Blocipedia is an application that allows users to create and edit wikis. Users can also upgrade to a Premium account to create private wikis and add collaborators.


The goal of the project was to develop an application that allows users to create, view, and edit wikis, similar to Wikipedia. Anyone should be able to view public wikis, but users would need to sign up for a free account using a valid email address to create and edit wikis. Users could also upgrade to a premium account to create private wikis and add other users as collaborators to their private wikis.


The application was built using Ruby on Rails with MVC architecture. The first step of the project was to set up the various models. I chose three models - User, Wiki, and Collaborator - to represent the data that would be stored for this application. For user authentication, I used the Devise gem to set up the User model, views and controller that allows users to sign up for Blocipedia. I also used the Devise gem to incorporate email confirmation, as well as allowing registered users to sign in and out of the application. For the Wiki resource, I implemented standard CRUD operations through the controller and associated views. This included a main index view to display all wikis, a show view to display an individual wiki, and new/edit views with forms to allow users to create and edit wikis. For the text forms, I used the Redcarpet gem to parse Markdown syntax.

To ensure users had appropriate access based upon their role (guest, standard, premium, or admin), I used the Pundit gem, which uses policy classes to only allow controller actions based upon defined roles. For upgrading users to a premium account, I integrated Stripe using the Stripe gem and API. For premium accounts, privacy controls were put in place to ensure only premium or admin users had access to change a wiki’s private attribute. To allow premium users to add other users as collaborators to private wikis, I used the Collaborator model to relate wikis and users through a Has Many Throughs relationship. ActiveRecord was used for all of these associations.


The final application met all of the user requirements and worked as intended. Test-driven development was done using RSpec, and I used the Faker gem to seed the development database for easier visual testing as features were added.


Overall, Blocipedia is my favorite project so far. I loved developing a project that used a database for real-time data manipulation, and I really enjoyed working with Ruby on Rails.

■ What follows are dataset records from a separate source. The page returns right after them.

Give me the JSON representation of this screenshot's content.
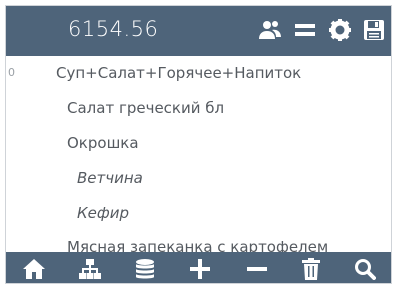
{
  "header": {
    "total": "6154.56",
    "icons": [
      "users-icon",
      "menu-equals-icon",
      "settings-icon",
      "save-icon"
    ]
  },
  "order": {
    "items": [
      {
        "qty": "0",
        "text": "Суп+Салат+Горячее+Напиток",
        "kind": "combo"
      },
      {
        "qty": "",
        "text": "Салат греческий бл",
        "kind": "dish"
      },
      {
        "qty": "",
        "text": "Окрошка",
        "kind": "dish"
      },
      {
        "qty": "",
        "text": "Ветчина",
        "kind": "ingredient"
      },
      {
        "qty": "",
        "text": "Кефир",
        "kind": "ingredient"
      },
      {
        "qty": "",
        "text": "Мясная запеканка с картофелем",
        "kind": "dish"
      }
    ]
  },
  "toolbar": {
    "icons": [
      "home-icon",
      "hierarchy-icon",
      "database-icon",
      "plus-icon",
      "minus-icon",
      "trash-icon",
      "search-icon"
    ]
  },
  "colors": {
    "bar": "#4e647a",
    "text": "#555a60"
  }
}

While it was good to learn how to implement several of these features from scratch in previous smaller projects, I enjoyed working with several gems that had common features already implemented. At the same time, I was surprised at how hard it was to incorporate some of the gems. Some had better documentation than others, but even ones with great resources don’t always cover every issue that might come up. I had to spend a lot of time looking up examples of how others used the gem. One of the biggest issues came up while trying to get some of my RSpec tests to pass. After doing some research online and talking with my mentor, I was able to narrow down the problem to some compatibility issues with RSpec and Devise. I ended up having to modify my testing plan, and do some manual testing on the controller actions that were impacted by Devise. Despite this setback, I am proud of the end result and look forward to using Ruby on Rails to build more applications!